Células envelhecem também

Além dos impactos negativos de doenças associadas ao envelhecimento, as próprias células envelhecem. Num sinal extremo de envelhecimento celular chamado senescência, as células permanentemente perdem a habilidade de divisão. Células senescentes se acumulam na pele e muitos outros órgãos conforme as pessoas envelhecem e causam uma variedade de problemas.

Quando as células se dividem mais lentamente – ou quando elas param de se dividir totalmente devido à senescência – a pele fica mais fina. A substituição de células adiposas, que formam uma camada amortecedora embaixo da pele, também diminui com a idade. A pele de pacientes mais velhos, portanto, é mais propícia a lesões.

Uma vez que a pele de uma pessoa mais velha é ferida, a pele tem mais dificuldade em cicatrizar propriamente também. Células imunes envelhecidas e senescentes não conseguem defender contra bactérias, e o risco de infecções sérias na pele aumenta. Então no estágio regenerativo, taxas lentas de divisão celular acarretam regeneração mais lenta da pele.
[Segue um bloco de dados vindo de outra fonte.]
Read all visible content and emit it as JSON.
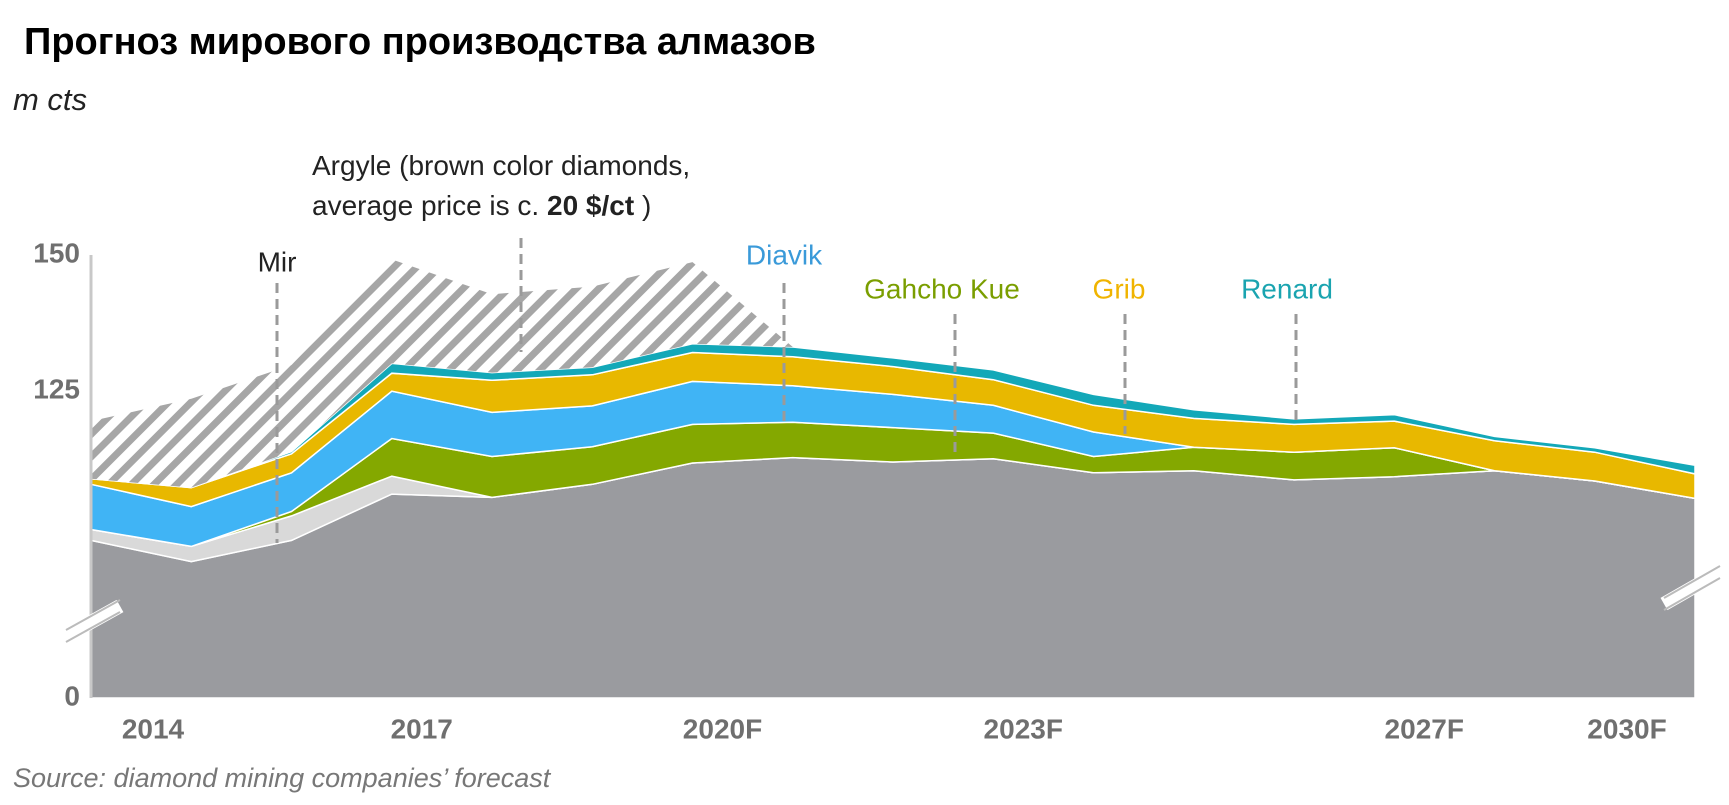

Minha paciente exibiu todos esses efeitos negativos da idade – a pele fina dela, quase uma pele translúcida rompida por um leve choque, infectou-se e levou quase dois meses para crescer completamente.

Mas células senescentes são mais do que espectadores disfuncionais. Por razões que ainda não são totalmente compreendidas, células senescentes liberam subprodutos tóxicos que danificam o tecido ao redor e levam à inflamação – mesmo quando não há ameaça de bactérias presente. Alguns desses subprodutos podem ainda acelerar a senescência em células vizinhas. Isso sugere que o envelhecimento intrínseco das células é em essência contagioso e células senescentes abastecem ativamente um ciclo descontrolado de inflamação de dano no tecido que posteriormente impede o sucesso da regeneração e cura.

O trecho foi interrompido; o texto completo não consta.